Im Dutzend phantastischer
Hätte ich doch!
So diskutierte ich still hin und her und wurde erst aus meinem inneren Zwist gerissen, als sich ein weiterer Klassenkamerad zu mir setzte und mich leise ansprach.
»Hi, Trish!«
Eigentlich heiße ich Patrizia, aber ich hasse diesen Namen. Deshalb bekam ich in der Schulzeit eine Menge Kosenamen zugeteilt. Trish hatte mir am besten gefallen, doch ich hatte ihn fast vergessen. Nicht nur den Namen, auch die Person, die ihn ausgesprochen hatte. Damals wie heute.
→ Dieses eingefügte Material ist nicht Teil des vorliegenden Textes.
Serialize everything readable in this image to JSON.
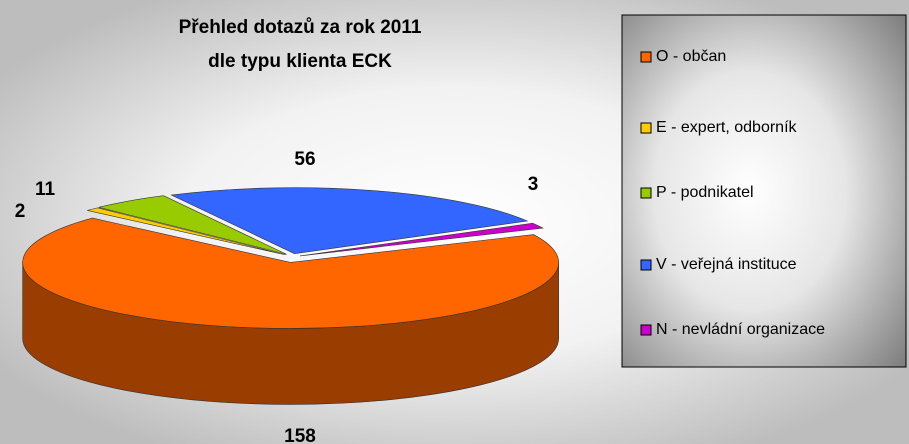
{
  "chart_data": {
    "type": "pie3d",
    "title": "Přehled dotazů za rok 2011",
    "subtitle": "dle typu klienta ECK",
    "categories": [
      "O - občan",
      "E - expert, odborník",
      "P - podnikatel",
      "V - veřejná instituce",
      "N - nevládní organizace"
    ],
    "values": [
      158,
      2,
      11,
      56,
      3
    ],
    "colors": [
      "#ff6600",
      "#ffcc00",
      "#99cc00",
      "#3366ff",
      "#cc00cc"
    ],
    "legend": "right"
  }
}
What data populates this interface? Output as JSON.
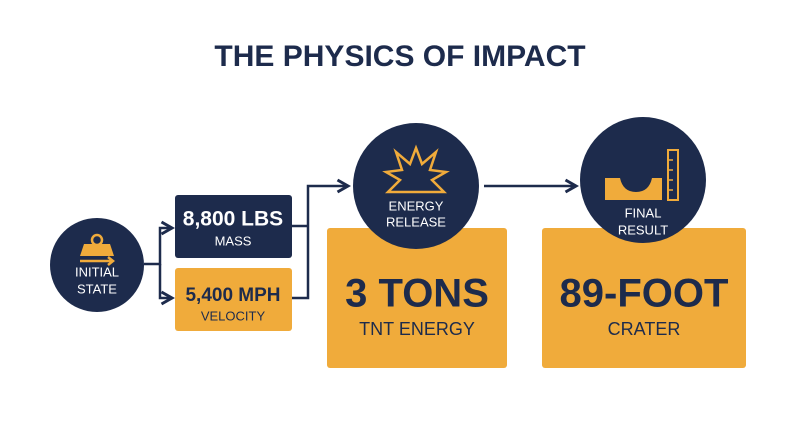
{
  "title": "THE PHYSICS OF IMPACT",
  "initial_state": {
    "label_lines": [
      "INITIAL",
      "STATE"
    ]
  },
  "inputs": [
    {
      "value": "8,800 LBS",
      "label": "MASS"
    },
    {
      "value": "5,400 MPH",
      "label": "VELOCITY"
    }
  ],
  "energy": {
    "label_lines": [
      "ENERGY",
      "RELEASE"
    ],
    "value": "3 TONS",
    "label": "TNT ENERGY"
  },
  "result": {
    "label_lines": [
      "FINAL",
      "RESULT"
    ],
    "value": "89-FOOT",
    "label": "CRATER"
  }
}
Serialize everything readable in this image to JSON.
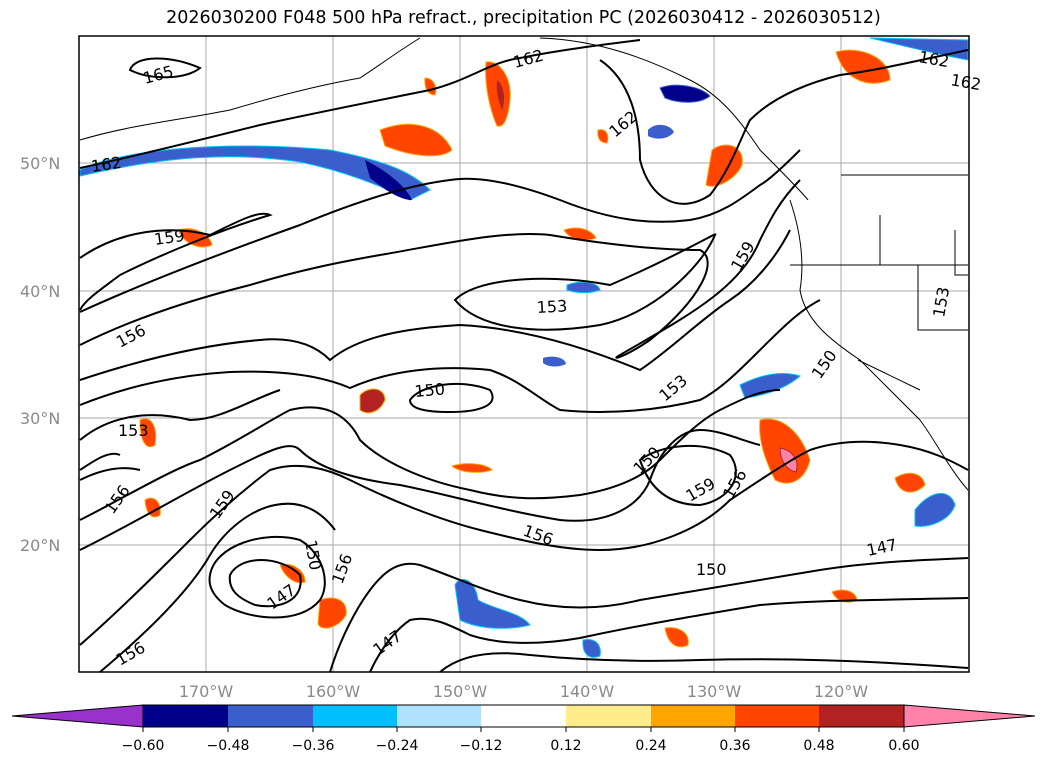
{
  "title": "2026030200 F048 500 hPa refract., precipitation PC (2026030412 - 2026030512)",
  "map": {
    "lat_labels": [
      "50°N",
      "40°N",
      "30°N",
      "20°N"
    ],
    "lon_labels": [
      "170°W",
      "160°W",
      "150°W",
      "140°W",
      "130°W",
      "120°W"
    ],
    "contour_labels": [
      "165",
      "162",
      "162",
      "162",
      "162",
      "162",
      "159",
      "159",
      "159",
      "159",
      "156",
      "156",
      "156",
      "156",
      "156",
      "156",
      "153",
      "153",
      "153",
      "153",
      "150",
      "150",
      "150",
      "150",
      "150",
      "147",
      "147",
      "147"
    ]
  },
  "colorbar": {
    "ticks": [
      "−0.60",
      "−0.48",
      "−0.36",
      "−0.24",
      "−0.12",
      "0.12",
      "0.24",
      "0.36",
      "0.48",
      "0.60"
    ],
    "colors": [
      "#9932cc",
      "#00008b",
      "#3a5fcd",
      "#00bfff",
      "#b0e2ff",
      "#ffffff",
      "#ffec8b",
      "#ffa500",
      "#ff4500",
      "#b22222",
      "#ff82ab"
    ]
  }
}
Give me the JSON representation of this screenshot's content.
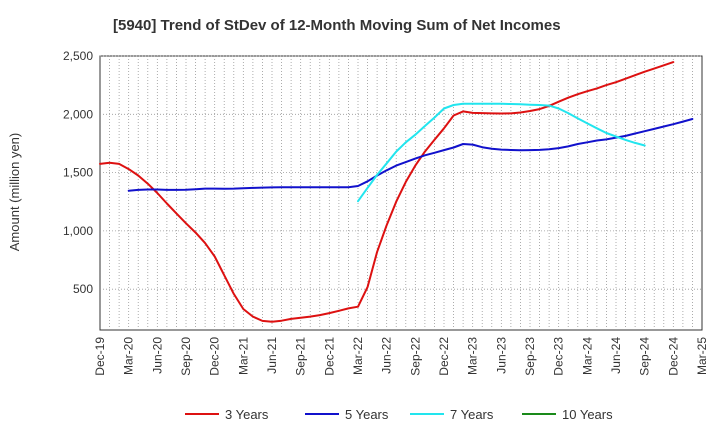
{
  "chart_data": {
    "type": "line",
    "title": "[5940]  Trend of StDev of 12-Month Moving Sum of Net Incomes",
    "ylabel": "Amount (million yen)",
    "xlabel": "",
    "ylim": [
      150,
      2500
    ],
    "yticks": [
      500,
      1000,
      1500,
      2000,
      2500
    ],
    "ytick_labels": [
      "500",
      "1,000",
      "1,500",
      "2,000",
      "2,500"
    ],
    "xticks": [
      "Dec-19",
      "Mar-20",
      "Jun-20",
      "Sep-20",
      "Dec-20",
      "Mar-21",
      "Jun-21",
      "Sep-21",
      "Dec-21",
      "Mar-22",
      "Jun-22",
      "Sep-22",
      "Dec-22",
      "Mar-23",
      "Jun-23",
      "Sep-23",
      "Dec-23",
      "Mar-24",
      "Jun-24",
      "Sep-24",
      "Dec-24",
      "Mar-25"
    ],
    "grid": true,
    "legend_position": "bottom",
    "series": [
      {
        "name": "3 Years",
        "color": "#dd1111",
        "start_index": 0,
        "values": [
          1575,
          1585,
          1575,
          1530,
          1475,
          1405,
          1325,
          1235,
          1150,
          1065,
          985,
          895,
          780,
          620,
          460,
          330,
          265,
          228,
          220,
          230,
          245,
          255,
          265,
          278,
          295,
          315,
          335,
          350,
          520,
          820,
          1050,
          1250,
          1420,
          1560,
          1680,
          1780,
          1880,
          1990,
          2025,
          2012,
          2010,
          2008,
          2007,
          2008,
          2015,
          2028,
          2045,
          2072,
          2108,
          2142,
          2172,
          2198,
          2222,
          2250,
          2275,
          2305,
          2335,
          2365,
          2392,
          2420,
          2448
        ]
      },
      {
        "name": "5 Years",
        "color": "#1111cc",
        "start_index": 3,
        "values": [
          1345,
          1352,
          1355,
          1355,
          1352,
          1352,
          1353,
          1358,
          1363,
          1363,
          1362,
          1363,
          1366,
          1369,
          1371,
          1373,
          1374,
          1374,
          1375,
          1375,
          1375,
          1374,
          1374,
          1374,
          1385,
          1425,
          1475,
          1520,
          1560,
          1590,
          1620,
          1648,
          1670,
          1693,
          1715,
          1745,
          1740,
          1718,
          1705,
          1697,
          1694,
          1692,
          1693,
          1695,
          1700,
          1710,
          1725,
          1745,
          1760,
          1775,
          1785,
          1800,
          1815,
          1835,
          1855,
          1875,
          1895,
          1915,
          1937,
          1960
        ]
      },
      {
        "name": "7 Years",
        "color": "#22e5ee",
        "start_index": 27,
        "values": [
          1255,
          1370,
          1480,
          1580,
          1680,
          1760,
          1825,
          1900,
          1972,
          2050,
          2080,
          2090,
          2090,
          2090,
          2090,
          2090,
          2088,
          2086,
          2082,
          2080,
          2075,
          2050,
          2010,
          1965,
          1922,
          1880,
          1840,
          1810,
          1780,
          1755,
          1732
        ]
      },
      {
        "name": "10 Years",
        "color": "#1a8a1a",
        "start_index": 0,
        "values": []
      }
    ]
  }
}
Und nun, als ich diesem Menschen in die Augen blickte, empfand ich ein zwiespältiges Gefühl. Ich freute mich, ihn zu sehen, aber es war schwierig, den Namen zu finden. Denn früher, als wir enge Freunde gewesen waren, hatte er lange Haare und Brüste gehabt. Er sah meine Verblüfftheit und half mir: »Ich heiße jetzt Stefan. Ist nicht sonderlich einfallsreich, ich weiß. Aber es schien mir für meine Familie am Einfachsten.«
Ich hatte meine Sprache noch nicht wiedergefunden, aber jetzt wusste ich wieder den Namen – den von damals: Stefanie, ja. Mein Gott, was hatten wir alles miteinander erlebt. Wir waren die besten Freundinnen gewesen. Das waren wir wirklich. Wieso nur hatte ich sie vergessen? Jetzt erinnerte ich mich, dass sie sich wie ein Junge gekleidet, kurze Haare getragen und versuchte hatte, kein Mädchen zu sein. Jedes Jahr zu Weihnachten hatte sie sich gewünscht, ein Junge zu werden, sonst nichts. Wir wussten damals nicht, dass so etwas überhaupt möglich war. Als Kind hatte ich dem Ganzen nicht solche Bedeutung beigemessen, vermutlich hätte ich das als Erwachsener auch nicht. Mein Gott, Stefanie war zu Stefan geworden.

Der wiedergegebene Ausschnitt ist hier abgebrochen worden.